Benno Rice gave a fantastic talk a few years ago called "What UNIX Cost Us," which he starts off by showing how to write some USB device code in macOS, Windows, and Linux. It only takes a few minutes to demonstrate how pretending that everything is a file can be a pretty poor abstraction, and result in far more confusing code, which is why everyone ends up using libusb instead of sysfs.

https://www.youtube.com/watch?v=9-IWMbJXoLM#t=134s

DarkUranium

The same is visible in having to parse a bunch of Linux's more complex of the /proc entries, vs. simply using syscalls in (say) FreeBSD.

"Everything is a file" is not a bad abstraction for some things. It feels like Linux went the route of a golden hammer here.

favorited

That's the gist of his whole talk – that doing things "the UNIX way" (which can be defined to various degrees of specificity) has been cargo culted, and that we should reexamine whether solutions that were pragmatic 50+ years ago is still the best we can do.

The specific reason I mentioned it was because his initial example was about how much more ceremony and boilerplate is needed when you need to pretend that USB interfaces are actually magic files and directories.

loph

My recollection (which could be rusty, it has been >30 years) is that the Motif API, coded in C, implemented a kind of polymorphism.

jdefr89

What is with the incorrect function declarations? I see:

int (func)().

Maybe you meant: int * (*func)(void)?

Don't mean to be pedantic. Just wanted to point it out so you can fix it.

brcmthrowaway

Does ffmpeg support SVE?

pjmlp

The language is called Go.

Other than that, yeah doing by hand what C++ and Objective-C do automatically.

programmarchy

For one, ffmpeg is 9 years older than Go. Plus, when dealing with video files a garbage collected language probably isn't going to cut it. C++ and Obj-C also feel overkill for ffmpeg.

pjmlp

Apparently someone has not read the article, otherwise you would have had understood my point about Go.

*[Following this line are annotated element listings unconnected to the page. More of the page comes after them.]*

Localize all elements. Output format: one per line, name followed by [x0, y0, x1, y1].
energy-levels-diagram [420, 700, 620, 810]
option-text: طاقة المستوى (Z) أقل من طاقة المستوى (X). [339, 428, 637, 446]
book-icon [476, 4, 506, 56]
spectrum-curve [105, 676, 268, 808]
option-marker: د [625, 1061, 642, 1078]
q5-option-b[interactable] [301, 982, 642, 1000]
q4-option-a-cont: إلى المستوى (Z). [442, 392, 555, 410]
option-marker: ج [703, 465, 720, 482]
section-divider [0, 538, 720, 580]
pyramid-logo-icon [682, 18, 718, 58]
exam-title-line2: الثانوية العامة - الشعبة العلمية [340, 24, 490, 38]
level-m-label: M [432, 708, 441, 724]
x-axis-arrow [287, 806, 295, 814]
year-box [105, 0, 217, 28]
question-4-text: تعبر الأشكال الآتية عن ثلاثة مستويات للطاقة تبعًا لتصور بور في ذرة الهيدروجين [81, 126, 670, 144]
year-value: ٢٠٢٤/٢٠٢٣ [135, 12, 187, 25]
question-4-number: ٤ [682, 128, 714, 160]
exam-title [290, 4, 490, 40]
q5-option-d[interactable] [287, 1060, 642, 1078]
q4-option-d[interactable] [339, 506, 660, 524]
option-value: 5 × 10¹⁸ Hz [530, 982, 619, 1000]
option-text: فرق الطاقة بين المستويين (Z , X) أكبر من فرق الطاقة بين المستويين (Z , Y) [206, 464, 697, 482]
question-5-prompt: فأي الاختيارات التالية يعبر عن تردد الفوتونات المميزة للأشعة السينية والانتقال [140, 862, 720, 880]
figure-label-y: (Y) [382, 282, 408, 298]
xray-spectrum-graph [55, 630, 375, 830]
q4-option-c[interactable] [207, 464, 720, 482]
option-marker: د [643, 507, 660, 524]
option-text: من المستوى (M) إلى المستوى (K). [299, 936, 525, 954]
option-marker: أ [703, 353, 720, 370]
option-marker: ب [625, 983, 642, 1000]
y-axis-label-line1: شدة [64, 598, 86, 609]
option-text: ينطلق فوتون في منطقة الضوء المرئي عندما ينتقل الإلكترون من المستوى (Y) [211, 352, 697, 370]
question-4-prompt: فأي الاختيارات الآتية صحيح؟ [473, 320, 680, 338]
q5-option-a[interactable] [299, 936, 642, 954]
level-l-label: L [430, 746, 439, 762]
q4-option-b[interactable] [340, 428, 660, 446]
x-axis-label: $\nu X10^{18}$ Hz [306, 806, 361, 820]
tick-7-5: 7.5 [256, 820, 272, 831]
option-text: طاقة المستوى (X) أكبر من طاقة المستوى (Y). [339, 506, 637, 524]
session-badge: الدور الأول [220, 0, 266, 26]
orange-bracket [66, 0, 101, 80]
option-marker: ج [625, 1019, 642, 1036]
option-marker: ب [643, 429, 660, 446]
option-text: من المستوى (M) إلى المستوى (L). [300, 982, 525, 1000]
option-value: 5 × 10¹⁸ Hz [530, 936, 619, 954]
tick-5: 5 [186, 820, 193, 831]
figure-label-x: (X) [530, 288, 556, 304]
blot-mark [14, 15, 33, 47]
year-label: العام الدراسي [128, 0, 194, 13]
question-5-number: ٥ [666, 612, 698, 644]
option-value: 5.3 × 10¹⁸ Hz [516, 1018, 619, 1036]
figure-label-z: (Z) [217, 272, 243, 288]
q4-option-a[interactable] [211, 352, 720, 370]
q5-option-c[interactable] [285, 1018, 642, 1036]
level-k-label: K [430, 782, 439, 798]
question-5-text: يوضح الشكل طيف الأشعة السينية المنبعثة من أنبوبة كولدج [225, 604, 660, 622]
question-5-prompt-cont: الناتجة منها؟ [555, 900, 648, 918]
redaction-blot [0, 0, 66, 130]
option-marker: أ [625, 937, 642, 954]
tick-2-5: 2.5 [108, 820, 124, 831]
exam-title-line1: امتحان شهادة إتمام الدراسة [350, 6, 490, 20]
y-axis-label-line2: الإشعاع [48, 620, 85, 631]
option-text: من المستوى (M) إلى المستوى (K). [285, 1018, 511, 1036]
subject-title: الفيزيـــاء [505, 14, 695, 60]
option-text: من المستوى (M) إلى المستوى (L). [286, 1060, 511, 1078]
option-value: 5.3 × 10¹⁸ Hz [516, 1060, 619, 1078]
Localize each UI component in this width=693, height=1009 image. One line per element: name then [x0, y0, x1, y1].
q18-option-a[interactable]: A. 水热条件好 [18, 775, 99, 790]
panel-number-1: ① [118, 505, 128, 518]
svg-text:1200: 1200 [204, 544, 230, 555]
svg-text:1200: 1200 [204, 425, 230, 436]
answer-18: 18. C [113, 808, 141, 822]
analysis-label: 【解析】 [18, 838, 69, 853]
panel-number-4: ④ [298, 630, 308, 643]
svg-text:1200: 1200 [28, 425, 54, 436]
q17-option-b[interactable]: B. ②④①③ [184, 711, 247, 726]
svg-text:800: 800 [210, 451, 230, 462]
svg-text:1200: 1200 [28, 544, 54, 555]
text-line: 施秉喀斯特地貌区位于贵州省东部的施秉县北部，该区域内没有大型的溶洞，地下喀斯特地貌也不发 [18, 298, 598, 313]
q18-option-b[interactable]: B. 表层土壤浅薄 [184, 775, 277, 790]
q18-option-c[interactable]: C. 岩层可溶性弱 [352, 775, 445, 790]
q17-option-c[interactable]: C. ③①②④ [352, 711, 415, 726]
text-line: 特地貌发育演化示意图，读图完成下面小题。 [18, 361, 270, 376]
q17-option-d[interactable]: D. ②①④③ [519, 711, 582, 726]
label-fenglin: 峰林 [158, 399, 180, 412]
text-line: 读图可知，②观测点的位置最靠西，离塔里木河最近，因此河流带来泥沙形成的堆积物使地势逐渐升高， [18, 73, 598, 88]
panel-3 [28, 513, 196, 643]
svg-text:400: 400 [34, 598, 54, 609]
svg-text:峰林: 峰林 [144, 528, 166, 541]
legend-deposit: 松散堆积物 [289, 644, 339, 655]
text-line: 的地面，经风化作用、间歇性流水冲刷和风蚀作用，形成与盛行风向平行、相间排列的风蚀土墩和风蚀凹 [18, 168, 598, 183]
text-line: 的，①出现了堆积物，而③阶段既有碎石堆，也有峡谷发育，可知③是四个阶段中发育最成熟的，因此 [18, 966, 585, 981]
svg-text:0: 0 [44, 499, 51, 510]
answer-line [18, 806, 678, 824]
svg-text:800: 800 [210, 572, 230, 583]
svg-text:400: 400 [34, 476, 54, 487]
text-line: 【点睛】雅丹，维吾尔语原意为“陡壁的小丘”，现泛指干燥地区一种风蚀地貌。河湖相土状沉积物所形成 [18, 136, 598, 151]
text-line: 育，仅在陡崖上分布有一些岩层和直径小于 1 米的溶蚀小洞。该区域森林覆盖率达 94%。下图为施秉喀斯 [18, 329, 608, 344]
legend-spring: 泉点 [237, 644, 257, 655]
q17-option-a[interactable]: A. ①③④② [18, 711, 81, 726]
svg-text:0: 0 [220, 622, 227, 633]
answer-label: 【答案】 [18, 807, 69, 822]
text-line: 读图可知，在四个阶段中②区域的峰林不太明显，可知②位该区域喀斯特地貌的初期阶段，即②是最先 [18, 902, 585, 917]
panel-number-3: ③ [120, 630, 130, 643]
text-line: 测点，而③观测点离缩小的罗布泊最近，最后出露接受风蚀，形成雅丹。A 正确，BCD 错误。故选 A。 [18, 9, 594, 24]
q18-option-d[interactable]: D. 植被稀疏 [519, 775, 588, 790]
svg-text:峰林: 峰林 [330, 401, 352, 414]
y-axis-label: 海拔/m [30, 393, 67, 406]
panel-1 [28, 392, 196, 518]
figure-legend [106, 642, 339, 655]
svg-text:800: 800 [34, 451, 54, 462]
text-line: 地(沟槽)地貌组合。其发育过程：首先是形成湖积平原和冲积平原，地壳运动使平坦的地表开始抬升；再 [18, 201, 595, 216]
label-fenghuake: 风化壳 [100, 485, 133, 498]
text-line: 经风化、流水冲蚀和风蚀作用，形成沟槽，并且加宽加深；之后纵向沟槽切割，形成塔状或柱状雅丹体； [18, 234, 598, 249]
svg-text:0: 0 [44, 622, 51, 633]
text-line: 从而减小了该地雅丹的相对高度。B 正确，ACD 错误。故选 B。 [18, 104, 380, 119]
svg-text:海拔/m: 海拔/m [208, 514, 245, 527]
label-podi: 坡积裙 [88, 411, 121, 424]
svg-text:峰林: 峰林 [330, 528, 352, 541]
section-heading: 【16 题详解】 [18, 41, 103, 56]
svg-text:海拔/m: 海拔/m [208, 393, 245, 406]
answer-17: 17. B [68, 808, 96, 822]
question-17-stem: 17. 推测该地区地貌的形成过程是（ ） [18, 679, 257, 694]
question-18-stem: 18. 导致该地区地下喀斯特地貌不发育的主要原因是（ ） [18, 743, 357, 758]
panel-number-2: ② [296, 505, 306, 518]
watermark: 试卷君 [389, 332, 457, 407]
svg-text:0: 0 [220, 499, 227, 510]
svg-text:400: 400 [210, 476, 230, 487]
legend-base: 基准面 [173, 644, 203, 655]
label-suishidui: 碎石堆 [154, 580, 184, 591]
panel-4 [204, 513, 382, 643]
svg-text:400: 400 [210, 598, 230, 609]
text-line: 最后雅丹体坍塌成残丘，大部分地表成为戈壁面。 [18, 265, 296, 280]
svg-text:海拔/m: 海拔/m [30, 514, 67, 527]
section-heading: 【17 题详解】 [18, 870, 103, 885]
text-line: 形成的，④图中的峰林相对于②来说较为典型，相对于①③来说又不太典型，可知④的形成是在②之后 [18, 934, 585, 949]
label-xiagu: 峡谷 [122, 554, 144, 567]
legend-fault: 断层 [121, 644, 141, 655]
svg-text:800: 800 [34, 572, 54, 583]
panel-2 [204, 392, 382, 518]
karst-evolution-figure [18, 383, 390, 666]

Secondly, Apple and Microsoft, do just fine with Objective-C and C++ for their video codecs, without having to manually implement OOP in C.

programmarchy

CoreVideo and CoreAudio are both implemented in C on Apple systems. There are higher level APIs like AVFoundation implemented in Obj-C/Swift, but the codecs themselves are written in C. Even the mid-level frameworks like AudioToolbox and VideoToolbox are written in C. I’m not as familiar with Microsoft but imagine it’s similar.

Also the article doesn’t actually mention OOP. You can use polymorphism without fully buying into OOP (like Go does).

The great thing about C is its interoperability, which is why it’s the go to language for things like codecs, device drivers, kernel modules, etc.